Każda książka zabiera nas do swojego świata, do innego czasu, do innego kraju, do nowych ludzi. Istnieją naprawdę, chociaż tylko na pożółkłych kartach...

piątek, 22 lutego 2013

Pozytywny post.




Niedawno obejrzałam film o depresji. Raczej o  wychodzeniu z depresji. Pośmiałam się. Film o depresji i śmiech, wiem to dziwnie brzmi, ale to amerykański film, a nie europejski więc to po części zrozumiałe. Dodam, że z happy endem - nie mogło być inaczej.  Przy okazji pokazano, że ci "normalni" ludzie, czyt. nieześwirowani jak główni bohaterowie, mają w sobie dużo z wariata. Dobrze zagrany, dobre teksty.  Oczywiście każdy miał swoją opinię. Ja akurat nic więcej nie wymagałam tego dnia.  W końcu byłam po pracy w środku tygodnia. Pozytywne podejście  w związku z tym było niezbędne.

Jest dobrze, bardzo dobrze, a będzie jeszcze lepiej - moja mantra na kolejne dni. Człowiek musi być twardy. Pewne rzeczy potrafią złamać niejednego, ale potem i tak trzeba żyć dalej. A im szybciej się wyjdzie z dołka czy depresji tym lepiej. Nie można siedzieć tam całe życie.  Bo przeminie, a szkoda by było. 


czwartek, 14 lutego 2013

Obrazy.




Było lato. Szłam za nią drogą, która prowadziła do ogrodu. Z powrotem niosłam kosz pełen warzyw, które posiała w żyznej ziemi. 

Jest zima. Szłam za nią drogą prowadzącą na cmentarz. Z powrotem niosłam ciężkie łzy, które spływały po policzkach, gdy ją żegnałam.

Dwa wspomnienia, które pozostaną mi po babci na zawsze.

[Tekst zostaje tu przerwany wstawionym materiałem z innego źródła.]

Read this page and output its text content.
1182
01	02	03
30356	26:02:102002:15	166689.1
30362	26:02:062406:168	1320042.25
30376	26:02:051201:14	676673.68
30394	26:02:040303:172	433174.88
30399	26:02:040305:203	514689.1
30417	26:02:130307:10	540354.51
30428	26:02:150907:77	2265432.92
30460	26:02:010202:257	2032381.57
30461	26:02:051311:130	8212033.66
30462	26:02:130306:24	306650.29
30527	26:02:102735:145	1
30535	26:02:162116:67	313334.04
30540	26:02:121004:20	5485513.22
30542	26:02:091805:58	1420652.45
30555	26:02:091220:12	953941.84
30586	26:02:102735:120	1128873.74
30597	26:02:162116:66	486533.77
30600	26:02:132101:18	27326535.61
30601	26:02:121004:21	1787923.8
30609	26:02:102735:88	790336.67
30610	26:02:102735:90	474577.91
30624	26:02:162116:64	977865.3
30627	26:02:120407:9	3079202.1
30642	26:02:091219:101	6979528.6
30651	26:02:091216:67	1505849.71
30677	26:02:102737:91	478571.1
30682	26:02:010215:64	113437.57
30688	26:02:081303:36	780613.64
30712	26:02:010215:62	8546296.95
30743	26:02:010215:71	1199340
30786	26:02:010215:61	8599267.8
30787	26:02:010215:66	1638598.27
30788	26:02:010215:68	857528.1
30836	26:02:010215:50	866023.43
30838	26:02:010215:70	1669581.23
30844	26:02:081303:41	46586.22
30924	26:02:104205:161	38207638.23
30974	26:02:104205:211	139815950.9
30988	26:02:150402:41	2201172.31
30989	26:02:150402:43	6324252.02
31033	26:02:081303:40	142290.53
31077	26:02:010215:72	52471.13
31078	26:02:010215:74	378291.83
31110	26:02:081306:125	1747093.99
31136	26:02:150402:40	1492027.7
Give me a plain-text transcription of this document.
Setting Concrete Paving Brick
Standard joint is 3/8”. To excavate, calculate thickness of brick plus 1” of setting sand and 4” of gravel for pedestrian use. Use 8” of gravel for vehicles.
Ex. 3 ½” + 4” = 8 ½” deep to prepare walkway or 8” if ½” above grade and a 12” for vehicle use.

poniedziałek, 28 stycznia 2013

Pomysłowi rodzice.


Święty Mikołaj to fajny facet, bo obsypuje nas prezentami. W tym roku jednak z ilością słodyczy zdecydowanie przesadził. Dał dziewczynom po worku przeróżnych słodkości, które konsumowaliśmy rodzinnie do ostatniej soboty. Gdy w końcu ukazało się  dno wora, stwierdziliśmy z mężem, że nie będziemy na razie kupowali jakichkolwiek łakoci. Zakupiliśmy za to więcej owoców. Obraliśmy je, pokroiliśmy, postawiliśmy na stole i zawołaliśmy córki:

– Dziewczynki, od dzisiaj to są wasze słodycze. Od czasu do czasu będziemy te "słodycze" maczać w roztopionej czekoladzie.

Propozycja, o dziwo! została zaakceptowana bez żadnych protestów. Owoce smakowały i szybko zniknęły z talerza.

Byliśmy z mężem bardzo dumni ze swojego pomysłu. Wiadomo, że nie wyeliminujemy słodyczy zupełnie, w końcu odrobina przyjemności się nam należy, ale przynajmniej ograniczymy ilość i wprowadzimy dobry nawyk jedzenia owoców.

Cóż, gdy dzisiaj w przedszkolu był bal i córka dostała kolejną porcję czekoladowych smakołyków. 

Ale nie poddamy się tak łatwo!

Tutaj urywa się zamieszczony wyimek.